Armed with a CL2 and a surplus electronic power supply you can run lots of LEDs. If you have a 1 amp power supply, you can power 50 LEDs when they draw 20 milliamps. Lately, due to running more and more building with LED lights, I've been buying these nice 12 VDC dedicated supplies. At 30 watts, it can run tons of LEDs.
Old laptop power adaptors have pretty good outputs and can be used to drive LEDs on train layouts. I've found that Apple power adaptors don't work, or don't seem to. There seems to be a circuit that prevents them from providing power when not hooked up to the Apple charging circuit, but I may be wrong. I've used PC laptop power supplies with no problems whatsoever.
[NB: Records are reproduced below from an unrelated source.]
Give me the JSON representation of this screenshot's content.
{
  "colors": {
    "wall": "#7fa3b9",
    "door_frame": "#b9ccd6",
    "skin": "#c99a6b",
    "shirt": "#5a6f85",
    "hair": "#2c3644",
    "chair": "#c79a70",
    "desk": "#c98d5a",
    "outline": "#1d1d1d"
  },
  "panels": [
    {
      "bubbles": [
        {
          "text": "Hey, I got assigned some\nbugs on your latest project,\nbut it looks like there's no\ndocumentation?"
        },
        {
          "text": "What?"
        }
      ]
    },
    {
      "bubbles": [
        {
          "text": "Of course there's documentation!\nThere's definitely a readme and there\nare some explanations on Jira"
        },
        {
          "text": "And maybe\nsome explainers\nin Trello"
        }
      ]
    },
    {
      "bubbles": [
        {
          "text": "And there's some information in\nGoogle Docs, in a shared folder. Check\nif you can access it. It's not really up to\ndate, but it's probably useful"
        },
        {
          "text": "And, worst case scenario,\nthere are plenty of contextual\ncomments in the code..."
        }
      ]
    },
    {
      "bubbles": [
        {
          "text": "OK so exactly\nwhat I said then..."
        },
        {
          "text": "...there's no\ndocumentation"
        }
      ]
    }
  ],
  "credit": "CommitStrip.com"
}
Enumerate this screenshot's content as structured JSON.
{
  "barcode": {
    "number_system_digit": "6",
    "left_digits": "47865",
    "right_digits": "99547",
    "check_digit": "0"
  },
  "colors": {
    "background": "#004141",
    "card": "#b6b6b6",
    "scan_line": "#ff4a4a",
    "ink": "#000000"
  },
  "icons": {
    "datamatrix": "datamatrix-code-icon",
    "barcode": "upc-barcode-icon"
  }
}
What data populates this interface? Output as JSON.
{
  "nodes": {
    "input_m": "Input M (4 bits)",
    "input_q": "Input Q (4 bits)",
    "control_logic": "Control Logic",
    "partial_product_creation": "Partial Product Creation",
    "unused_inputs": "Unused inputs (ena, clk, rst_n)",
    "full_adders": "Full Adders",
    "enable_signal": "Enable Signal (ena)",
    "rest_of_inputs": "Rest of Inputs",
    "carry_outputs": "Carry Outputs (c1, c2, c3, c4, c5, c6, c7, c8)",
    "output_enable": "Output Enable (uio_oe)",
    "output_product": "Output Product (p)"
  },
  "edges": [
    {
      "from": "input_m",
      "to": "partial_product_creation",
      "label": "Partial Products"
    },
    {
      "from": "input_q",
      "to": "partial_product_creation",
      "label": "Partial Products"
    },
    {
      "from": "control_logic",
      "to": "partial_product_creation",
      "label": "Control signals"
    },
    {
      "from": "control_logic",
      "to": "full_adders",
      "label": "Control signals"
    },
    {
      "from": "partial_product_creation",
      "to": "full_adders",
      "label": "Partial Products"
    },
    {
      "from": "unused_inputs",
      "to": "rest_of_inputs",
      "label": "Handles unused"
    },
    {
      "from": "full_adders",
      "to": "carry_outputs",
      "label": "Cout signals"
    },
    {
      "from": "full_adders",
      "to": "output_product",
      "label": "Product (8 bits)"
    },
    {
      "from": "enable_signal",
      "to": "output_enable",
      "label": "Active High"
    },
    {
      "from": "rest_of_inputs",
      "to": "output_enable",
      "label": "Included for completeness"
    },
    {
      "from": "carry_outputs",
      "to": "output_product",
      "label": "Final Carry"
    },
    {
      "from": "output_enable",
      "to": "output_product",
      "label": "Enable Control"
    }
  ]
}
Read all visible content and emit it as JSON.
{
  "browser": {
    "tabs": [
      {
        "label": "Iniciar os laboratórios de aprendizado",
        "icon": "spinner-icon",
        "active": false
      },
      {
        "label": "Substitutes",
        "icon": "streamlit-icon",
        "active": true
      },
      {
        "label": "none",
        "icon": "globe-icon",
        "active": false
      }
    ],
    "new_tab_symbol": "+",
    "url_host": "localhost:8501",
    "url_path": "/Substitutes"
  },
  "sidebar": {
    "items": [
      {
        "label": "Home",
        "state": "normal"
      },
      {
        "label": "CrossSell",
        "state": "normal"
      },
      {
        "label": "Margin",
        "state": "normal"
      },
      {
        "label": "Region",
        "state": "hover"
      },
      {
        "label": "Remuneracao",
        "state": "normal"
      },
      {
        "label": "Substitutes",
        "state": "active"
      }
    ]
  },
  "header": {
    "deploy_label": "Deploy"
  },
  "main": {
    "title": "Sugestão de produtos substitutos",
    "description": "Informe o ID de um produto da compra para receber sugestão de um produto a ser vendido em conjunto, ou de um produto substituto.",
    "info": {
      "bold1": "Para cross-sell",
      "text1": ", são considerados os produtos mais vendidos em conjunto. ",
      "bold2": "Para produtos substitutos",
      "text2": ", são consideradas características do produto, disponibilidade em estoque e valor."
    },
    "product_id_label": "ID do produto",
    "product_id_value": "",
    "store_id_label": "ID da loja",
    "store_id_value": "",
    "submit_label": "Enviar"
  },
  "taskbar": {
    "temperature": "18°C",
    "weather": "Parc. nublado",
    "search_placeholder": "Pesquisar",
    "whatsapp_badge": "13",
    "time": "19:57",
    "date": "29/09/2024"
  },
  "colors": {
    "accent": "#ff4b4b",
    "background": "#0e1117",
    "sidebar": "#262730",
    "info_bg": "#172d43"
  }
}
I bought some Chinese LED street lights and they are unprotected LEDs and needed current limiting. They had very fine-gauge leads and I didn't want to solder them below the layout, but the hole 3/32" was too small to put on my crimped ferrules and getting them through the hole to the underworld. Instead I built little circuit modules that have input and output Euro-style terminal blocks and a CL2 N3 driver chip between the positive lead in and out terminals. I put double-sided servo tape on the block and just stick them under the layout where the light leads come through. These are over-engineered to facilitate using stuff I had lying around, namely those Euro-style connection blocks left over from my layout initial construction in Germany. This was my first version. I stopped trying to use insulated wires and went to heavy gauge solid conductors without insulation since they weren't ever to come in contact with each other or other conductors.
This is how I soldered the later versions. I used the adhesive copper foil as a soldering base. I just bent the conductors 90 degrees and used my resistance soldering unit to apply the solder. The middle CL2 lead is just crimped below to help support the chip.